Le prologue en est d’ailleurs la parfaite illustration (avec cette caméra virtuose qui virevolte à travers les jardins et fontaines de la ville) même si ce préambule est un peu plus étrange que le reste du film et en paraît d’ailleurs un peu détaché.
L’humour et le second degré sont également au rendez – vous. Évoluant dans un monde d’intellectuels, le personnage se moque en permanence d’une certaine frange de l’art contemporain. Ainsi sont mis en scène des happenings délirants : enfant colérique artiste – peintre, lanceur de couteaux – découpeur de silhouette et, mon préféré, performeuse se mettant en scène nue, la toison pubienne arborant fièrement couleurs et armoiries du drapeau communiste, fonçant droit dans un mur et s’assommant sans autre forme de procès.

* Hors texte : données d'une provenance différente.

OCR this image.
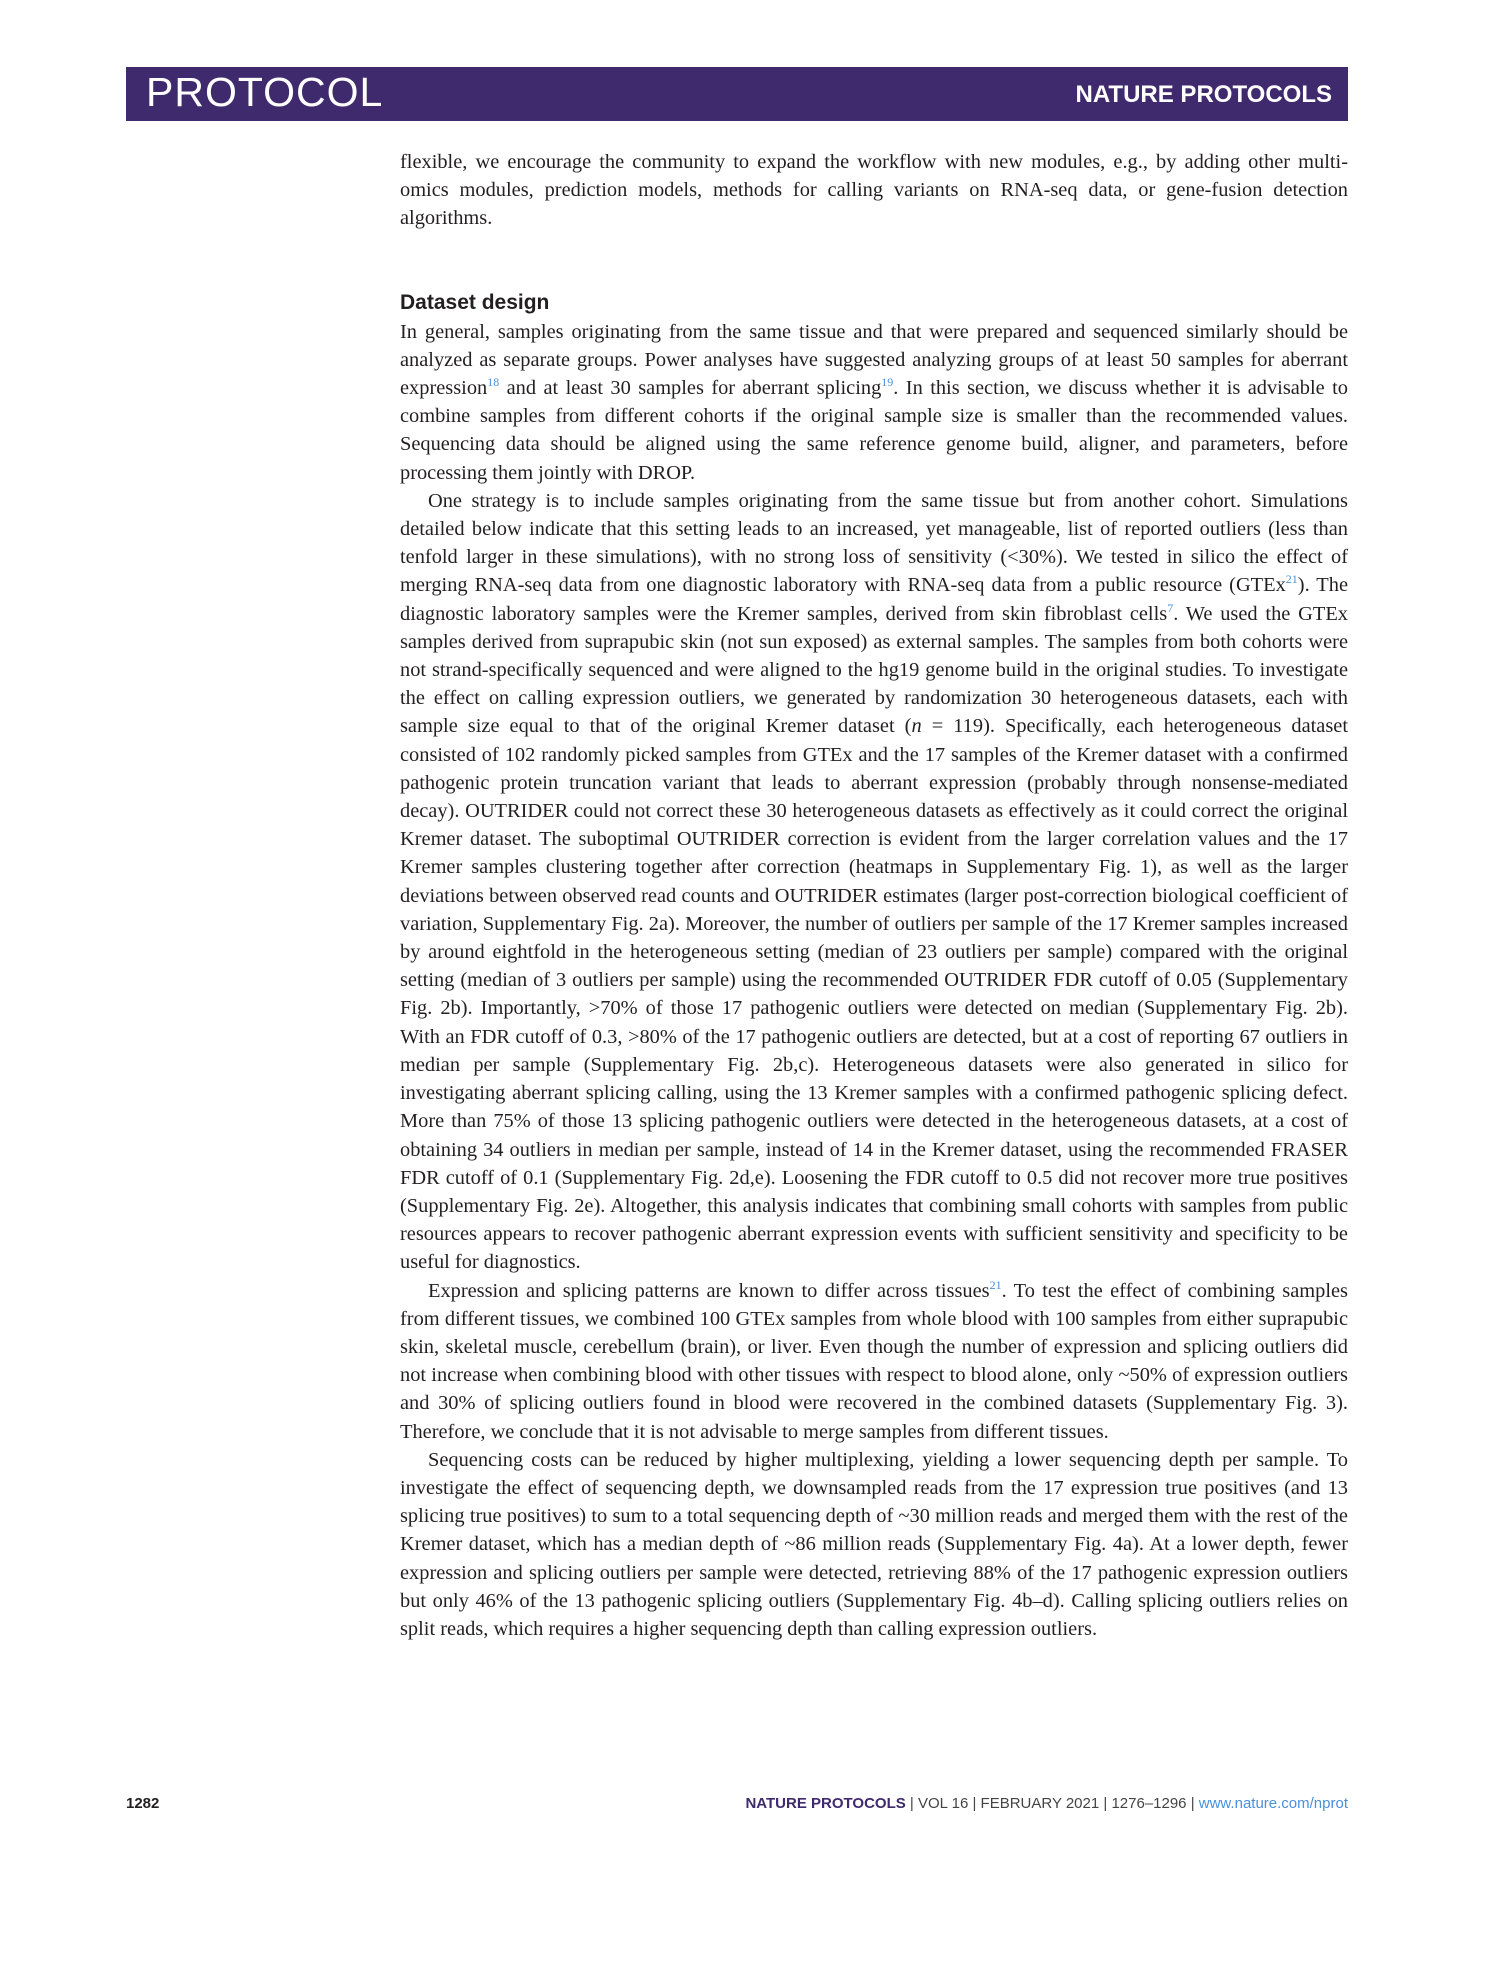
PROTOCOL	NATURE PROTOCOLS

flexible, we encourage the community to expand the workflow with new modules, e.g., by adding other multi-omics modules, prediction models, methods for calling variants on RNA-seq data, or gene-fusion detection algorithms.

Dataset design

In general, samples originating from the same tissue and that were prepared and sequenced similarly should be analyzed as separate groups. Power analyses have suggested analyzing groups of at least 50 samples for aberrant expression$^{18}$ and at least 30 samples for aberrant splicing$^{19}$. In this section, we discuss whether it is advisable to combine samples from different cohorts if the original sample size is smaller than the recommended values. Sequencing data should be aligned using the same reference genome build, aligner, and parameters, before processing them jointly with DROP.

One strategy is to include samples originating from the same tissue but from another cohort. Simulations detailed below indicate that this setting leads to an increased, yet manageable, list of reported outliers (less than tenfold larger in these simulations), with no strong loss of sensitivity (<30%). We tested in silico the effect of merging RNA-seq data from one diagnostic laboratory with RNA-seq data from a public resource (GTEx$^{21}$). The diagnostic laboratory samples were the Kremer samples, derived from skin fibroblast cells$^7$. We used the GTEx samples derived from suprapubic skin (not sun exposed) as external samples. The samples from both cohorts were not strand-specifically sequenced and were aligned to the hg19 genome build in the original studies. To investigate the effect on calling expression outliers, we generated by randomization 30 heterogeneous datasets, each with sample size equal to that of the original Kremer dataset (n = 119). Specifically, each heterogeneous dataset consisted of 102 randomly picked samples from GTEx and the 17 samples of the Kremer dataset with a confirmed pathogenic protein truncation variant that leads to aberrant expression (probably through nonsense-mediated decay). OUTRIDER could not correct these 30 heterogeneous datasets as effectively as it could correct the original Kremer dataset. The suboptimal OUTRIDER correction is evident from the larger correlation values and the 17 Kremer samples clustering together after correction (heatmaps in Supplementary Fig. 1), as well as the larger deviations between observed read counts and OUTRIDER estimates (larger post-correction biological coefficient of variation, Supplementary Fig. 2a). Moreover, the number of outliers per sample of the 17 Kremer samples increased by around eightfold in the heterogeneous setting (median of 23 outliers per sample) compared with the original setting (median of 3 outliers per sample) using the recommended OUTRIDER FDR cutoff of 0.05 (Supplementary Fig. 2b). Importantly, >70% of those 17 pathogenic outliers were detected on median (Supplementary Fig. 2b). With an FDR cutoff of 0.3, >80% of the 17 pathogenic outliers are detected, but at a cost of reporting 67 outliers in median per sample (Supplementary Fig. 2b,c). Heterogeneous datasets were also generated in silico for investigating aberrant splicing calling, using the 13 Kremer samples with a confirmed pathogenic splicing defect. More than 75% of those 13 splicing pathogenic outliers were detected in the heterogeneous datasets, at a cost of obtaining 34 outliers in median per sample, instead of 14 in the Kremer dataset, using the recommended FRASER FDR cutoff of 0.1 (Supplementary Fig. 2d,e). Loosening the FDR cutoff to 0.5 did not recover more true positives (Supplementary Fig. 2e). Altogether, this analysis indicates that combining small cohorts with samples from public resources appears to recover pathogenic aberrant expression events with sufficient sensitivity and specificity to be useful for diagnostics.

Expression and splicing patterns are known to differ across tissues$^{21}$. To test the effect of combining samples from different tissues, we combined 100 GTEx samples from whole blood with 100 samples from either suprapubic skin, skeletal muscle, cerebellum (brain), or liver. Even though the number of expression and splicing outliers did not increase when combining blood with other tissues with respect to blood alone, only ~50% of expression outliers and 30% of splicing outliers found in blood were recovered in the combined datasets (Supplementary Fig. 3). Therefore, we conclude that it is not advisable to merge samples from different tissues.

Sequencing costs can be reduced by higher multiplexing, yielding a lower sequencing depth per sample. To investigate the effect of sequencing depth, we downsampled reads from the 17 expression true positives (and 13 splicing true positives) to sum to a total sequencing depth of ~30 million reads and merged them with the rest of the Kremer dataset, which has a median depth of ~86 million reads (Supplementary Fig. 4a). At a lower depth, fewer expression and splicing outliers per sample were detected, retrieving 88% of the 17 pathogenic expression outliers but only 46% of the 13 pathogenic splicing outliers (Supplementary Fig. 4b–d). Calling splicing outliers relies on split reads, which requires a higher sequencing depth than calling expression outliers.

1282	NATURE PROTOCOLS | VOL 16 | FEBRUARY 2021 | 1276–1296 | www.nature.com/nprot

Réalisation inventive, bande – son iconoclaste (les morceaux illustrant les soirées étant dignes des meilleures animations de DJ Pedro du camping municipal de Palavas – les – flots ) et jeu charismatique de Toni Servillo (tout simplement impérial) sont aussi au menu de cette balade douce – amère (Francis ! couché !!) qui va vous donner direct envie de faire vos valises pour Rome.
En vous remerciant.
Sélectionné au festival de Cannes cette année, le film en est reparti brocouille. Ceci dit on ne va pas en pleurer non plus, Paolo Sorrentino y a déjà été récompensé 2 fois pour Il Divo (prix du jury) et This must be the place (prix du jury oecuménique).